Bupati Resmi Buka TP2DD Kabupaten Gunungkidul 2023

Gunungkidul – Bupati Gunungkidul, Sunaryanta membuka secara resmi pelaksanaan High Level Meeting, Tim Percepatan Perluasan Digitalisasi Daerah (TP2DD) Kabupaten Gunungkidul Tahun 2023, yang digelar di Hotel Santika, Playen, Senin (6/3/2023).

Hadir dalam pertemuan ini, Deputi Kepala Perwakilan Bank Indonesia DIY Hasto Hutomo, Dirut Bank BPD DIY Santoso Rahmat, Wakil Ketua DPRD Gunungkidul Wiwik Widiastuti, Perangkat daerah, Panewu dan Bumkal.[PIC3]

Bupati Gunungkidul, Sunaryanta dalam arahannya mengatakan, forum High Level Meeting TP2DD diharapkan dapat menghasilkan rekomendasi dan regulasi panduan kerja TP2DD sebagai upaya mendorong transformasi digital di Gunungkidul.

“Penyumbang percepatan ekonomi salah satunya sektor digital. Sudah saatnya kita melakukan transformasi digital serta implementasi elektronifikasi transaksi pemerintah daerah,” kata Sunaryanta.

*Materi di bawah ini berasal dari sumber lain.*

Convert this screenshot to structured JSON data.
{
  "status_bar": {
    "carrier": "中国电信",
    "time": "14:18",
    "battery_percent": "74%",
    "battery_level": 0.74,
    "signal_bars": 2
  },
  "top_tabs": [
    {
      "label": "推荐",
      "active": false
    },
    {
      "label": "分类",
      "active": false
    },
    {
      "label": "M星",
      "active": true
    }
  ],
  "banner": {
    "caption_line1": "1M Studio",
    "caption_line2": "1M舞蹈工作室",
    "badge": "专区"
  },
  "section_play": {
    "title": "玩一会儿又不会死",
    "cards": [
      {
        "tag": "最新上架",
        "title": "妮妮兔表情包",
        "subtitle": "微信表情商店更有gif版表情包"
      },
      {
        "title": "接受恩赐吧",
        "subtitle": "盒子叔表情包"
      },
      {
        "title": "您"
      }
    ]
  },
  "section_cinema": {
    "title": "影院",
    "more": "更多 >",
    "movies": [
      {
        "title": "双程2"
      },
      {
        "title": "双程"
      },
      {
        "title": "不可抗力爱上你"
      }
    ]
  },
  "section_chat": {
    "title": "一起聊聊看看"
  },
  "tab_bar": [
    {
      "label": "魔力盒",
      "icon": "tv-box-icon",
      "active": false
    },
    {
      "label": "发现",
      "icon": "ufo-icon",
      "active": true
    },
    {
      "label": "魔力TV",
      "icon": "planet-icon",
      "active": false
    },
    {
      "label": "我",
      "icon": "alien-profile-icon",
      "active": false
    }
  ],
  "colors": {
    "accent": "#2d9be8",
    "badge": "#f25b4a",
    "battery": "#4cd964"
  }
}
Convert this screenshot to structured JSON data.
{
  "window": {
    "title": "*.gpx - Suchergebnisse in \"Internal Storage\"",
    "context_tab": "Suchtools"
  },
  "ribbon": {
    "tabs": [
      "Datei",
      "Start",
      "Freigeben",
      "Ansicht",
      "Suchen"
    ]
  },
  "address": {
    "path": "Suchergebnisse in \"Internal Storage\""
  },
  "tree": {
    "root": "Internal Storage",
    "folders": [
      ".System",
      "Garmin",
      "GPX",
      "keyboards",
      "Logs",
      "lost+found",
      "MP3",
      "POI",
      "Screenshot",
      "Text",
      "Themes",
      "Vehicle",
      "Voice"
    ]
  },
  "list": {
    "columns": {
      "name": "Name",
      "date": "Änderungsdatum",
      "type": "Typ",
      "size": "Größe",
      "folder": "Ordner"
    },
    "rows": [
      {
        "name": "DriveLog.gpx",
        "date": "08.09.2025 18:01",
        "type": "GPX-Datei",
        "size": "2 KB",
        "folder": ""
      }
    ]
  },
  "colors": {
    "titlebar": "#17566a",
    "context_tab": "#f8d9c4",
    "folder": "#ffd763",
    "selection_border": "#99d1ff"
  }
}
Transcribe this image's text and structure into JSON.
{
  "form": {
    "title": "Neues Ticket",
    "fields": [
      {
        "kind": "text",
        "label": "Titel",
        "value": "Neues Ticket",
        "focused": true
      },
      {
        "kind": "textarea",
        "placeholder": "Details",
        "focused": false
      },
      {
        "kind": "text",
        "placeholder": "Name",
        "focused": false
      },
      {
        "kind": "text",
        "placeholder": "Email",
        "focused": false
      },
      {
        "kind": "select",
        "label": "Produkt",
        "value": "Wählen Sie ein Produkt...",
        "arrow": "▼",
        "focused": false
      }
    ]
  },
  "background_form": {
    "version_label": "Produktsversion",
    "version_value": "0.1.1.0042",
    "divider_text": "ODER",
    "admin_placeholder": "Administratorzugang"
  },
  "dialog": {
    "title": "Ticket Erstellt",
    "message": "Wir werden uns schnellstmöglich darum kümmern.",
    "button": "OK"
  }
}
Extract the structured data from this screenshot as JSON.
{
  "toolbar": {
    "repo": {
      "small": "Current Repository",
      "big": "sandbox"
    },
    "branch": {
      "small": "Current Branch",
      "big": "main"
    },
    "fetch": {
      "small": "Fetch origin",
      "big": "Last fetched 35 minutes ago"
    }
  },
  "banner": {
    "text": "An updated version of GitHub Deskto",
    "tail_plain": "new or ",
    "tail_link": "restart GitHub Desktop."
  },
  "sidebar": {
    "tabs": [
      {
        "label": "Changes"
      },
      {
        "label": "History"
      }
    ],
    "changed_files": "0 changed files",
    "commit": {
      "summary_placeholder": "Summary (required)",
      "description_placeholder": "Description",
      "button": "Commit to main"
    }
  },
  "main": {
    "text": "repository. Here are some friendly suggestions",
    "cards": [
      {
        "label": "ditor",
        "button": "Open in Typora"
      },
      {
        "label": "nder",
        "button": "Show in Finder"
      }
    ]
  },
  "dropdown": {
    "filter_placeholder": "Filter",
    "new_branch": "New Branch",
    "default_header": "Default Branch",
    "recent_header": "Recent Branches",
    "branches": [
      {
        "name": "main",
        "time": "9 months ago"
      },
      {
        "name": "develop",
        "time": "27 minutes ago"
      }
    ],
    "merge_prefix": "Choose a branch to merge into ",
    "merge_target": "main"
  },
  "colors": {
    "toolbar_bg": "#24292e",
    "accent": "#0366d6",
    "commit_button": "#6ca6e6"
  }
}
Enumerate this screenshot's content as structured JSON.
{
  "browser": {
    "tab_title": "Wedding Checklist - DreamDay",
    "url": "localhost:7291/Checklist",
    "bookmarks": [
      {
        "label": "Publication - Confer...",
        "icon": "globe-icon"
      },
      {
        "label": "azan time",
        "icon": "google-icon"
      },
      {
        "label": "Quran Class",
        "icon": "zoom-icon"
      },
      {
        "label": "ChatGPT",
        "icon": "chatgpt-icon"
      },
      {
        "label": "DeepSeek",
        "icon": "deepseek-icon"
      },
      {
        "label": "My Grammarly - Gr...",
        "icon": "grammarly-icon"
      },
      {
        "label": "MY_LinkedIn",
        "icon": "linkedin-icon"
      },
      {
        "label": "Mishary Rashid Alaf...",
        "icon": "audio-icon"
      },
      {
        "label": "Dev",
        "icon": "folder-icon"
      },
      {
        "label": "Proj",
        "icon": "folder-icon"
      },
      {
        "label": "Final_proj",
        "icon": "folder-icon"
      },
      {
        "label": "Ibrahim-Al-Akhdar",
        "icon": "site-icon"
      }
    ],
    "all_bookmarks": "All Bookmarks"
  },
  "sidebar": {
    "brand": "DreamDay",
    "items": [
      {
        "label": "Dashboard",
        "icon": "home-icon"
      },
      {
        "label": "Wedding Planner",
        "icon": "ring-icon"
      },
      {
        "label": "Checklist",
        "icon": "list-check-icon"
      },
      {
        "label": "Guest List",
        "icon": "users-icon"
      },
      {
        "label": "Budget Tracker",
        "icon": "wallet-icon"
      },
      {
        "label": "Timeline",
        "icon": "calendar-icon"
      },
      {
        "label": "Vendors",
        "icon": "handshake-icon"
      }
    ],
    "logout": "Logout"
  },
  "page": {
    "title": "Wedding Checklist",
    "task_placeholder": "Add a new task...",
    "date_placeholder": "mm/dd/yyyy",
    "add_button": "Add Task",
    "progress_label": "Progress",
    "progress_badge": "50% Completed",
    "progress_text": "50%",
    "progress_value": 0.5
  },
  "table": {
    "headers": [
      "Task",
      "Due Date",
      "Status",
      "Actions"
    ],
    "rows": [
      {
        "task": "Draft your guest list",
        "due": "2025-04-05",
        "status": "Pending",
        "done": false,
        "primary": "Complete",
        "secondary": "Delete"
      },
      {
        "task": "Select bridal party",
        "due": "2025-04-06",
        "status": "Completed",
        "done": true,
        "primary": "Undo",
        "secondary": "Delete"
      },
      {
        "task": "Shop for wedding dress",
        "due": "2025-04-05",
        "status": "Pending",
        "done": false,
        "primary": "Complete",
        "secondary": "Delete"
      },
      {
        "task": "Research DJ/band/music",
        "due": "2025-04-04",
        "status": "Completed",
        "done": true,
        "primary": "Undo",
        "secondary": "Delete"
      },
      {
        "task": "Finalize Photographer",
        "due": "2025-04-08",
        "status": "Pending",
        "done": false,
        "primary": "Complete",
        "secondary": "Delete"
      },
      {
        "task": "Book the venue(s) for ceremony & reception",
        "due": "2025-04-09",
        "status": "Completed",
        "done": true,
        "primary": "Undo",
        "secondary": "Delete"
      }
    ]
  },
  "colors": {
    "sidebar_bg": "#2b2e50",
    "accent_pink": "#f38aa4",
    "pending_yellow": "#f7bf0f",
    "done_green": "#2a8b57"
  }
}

Orang nomor satu di Gunungkidul ini juga meminta seluruh perangkat daerah ASN mampu berinovasi mengembangkan diri membuat terobosan transformasi digital untuk mempercepat pelayanan. Perangkat darah juga diharapkan mampu mengikuti perkembangan teknologi.

“Salurkan ide kreatif terkait dengan digitalisasi sistem pemerintah. Pemerintah tidak akan tutup mata, akan kita berikan penghargaan kepada ASN yang mampu bertransformasi. Ini komitmen saya,” papar bupati.

Direktur Utama Bank BPD DIY, Santoso Rahmat mengatakan, pihaknya sudah melakukan komitmen dengan Pemkab Gunungkidul, DPRD, serta seluruh unsur pemangku kepentingan dalam implementasi P2DD.

Diantaranya melalui pembayaran pajak daerah dan retribusi daerah secara non tunai. Melakukan aktivasi mobile banking dalam rangka pelaksanaan transaksi non tunai berbasis digital. Melakukan edukasi dan literasi bersama terkait transaksi non tunai.

Selain itu BPD DIY juga siap berkomitmen mendukung setiap kebijakan pemerintah dalam percepatan dan perluasan digitalisasi daerah. Menyediakan sarana dan prasarana mendukung digitalisasi daerah.

[PIC1]

“ASN menjadi garda terdepan dalam memulai transaksi digital, tingkat OPD, Kapanewon, semoga BPD DIY bisa mengawal transaksi digital lebih sukses lagi,” paparnya.

Rahmat mengatakan, transaksi non tunai dalam waktu 3-4 tahun kedepan juga akan menyasar sampai ke penyaluran bantuan sosial. Sehingga harapnya pemerintah darah mulai mempersiapkan sejak dini.

“ASN go digital, kita berharap 1-2 bulan transaksi digital meningkat. Adanya transaksi digital secara otomatis akan berpengaruh pada peningkatan ekonomi,”terang Rahmat.

Deputi Kepala Perwakilan Bank Indonesia DIY Hasto Hutomo menyampaikan, penerapan digitalisasi dalam transaksi keuangan daerah berdampak positif dalam pendapatan daerah sekaligus pengelolaan ekonomi dan keuangan daerah.

“Salah satunya mampu meningkatkan PAD, peningkatan transparansi dan akuntabilitas pengelolaan keuangan daerah serta optimalisasi pendapatan dan realisasi belanja daerah dimasa krisis berdasarkan IETPD,” terangnya.